Peu de candidats à la conduite accompagnée à Saint-Martin

Pendant une période de 1 à 3 ans, l’apprentissage anticipé de la conduite ou conduite accompagnée permet d'acquérir une expérience concrète. Cependant à Saint-Martin, il y a peu de candidats.

 

La conduite accompagnée (AAC) améliore le taux de réussite au permis de conduire, donne le droit à certains avantages (assurance moins chère …) et réduit la durée du permis probatoire (2 ans au lieu de 3 ans), si aucune infraction entraînant un retrait de points n’a été commise.
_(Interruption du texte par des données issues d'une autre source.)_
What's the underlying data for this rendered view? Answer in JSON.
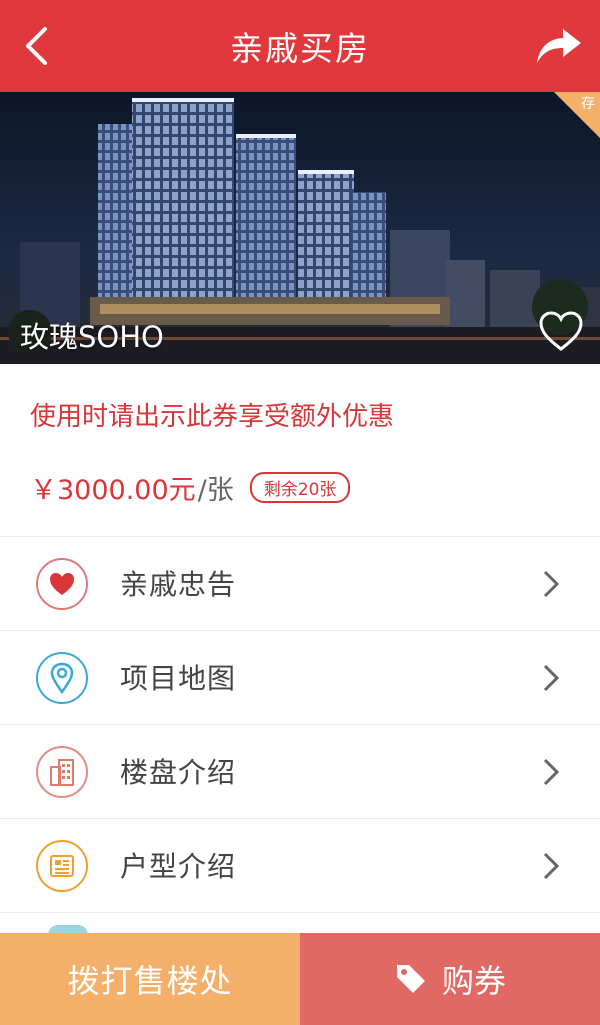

Malgré tous ces avantages, cette pratique est peu usitée à Saint-Martin. « Je crois que les parents n’ont pas le temps, ni la connaissance », explique Nicolas, moniteur d’auto-école. Il ajoute : « peut-être que les gens se disent qu’on ne peut pas parcourir les 3 000 kilomètres nécessaires sur Saint-Martin, alors que c’est tout à fait faisable. » En effet, à compter de la date de délivrance de l'attestation de fin de formation initiale, l'apprenti conducteur doit, durant sa période de conduite accompagnée (1 à 3 ans), parcourir 3 000 km minimum sous la vigilance et avec les conseils d'un accompagnateur.

Une pratique à développer

Il doit aussi se rendre avec son accompagnateur et le formateur à deux rendez-vous pédagogiques de 3 heures. « Pour moi, si nous n’avons pas plus de candidats à la conduite accompagnée, c’est que les jeunes ont envie de se déplacer seuls, alors ils privilégient la mobylette », indique Alex Baly, exploitant d’auto-école.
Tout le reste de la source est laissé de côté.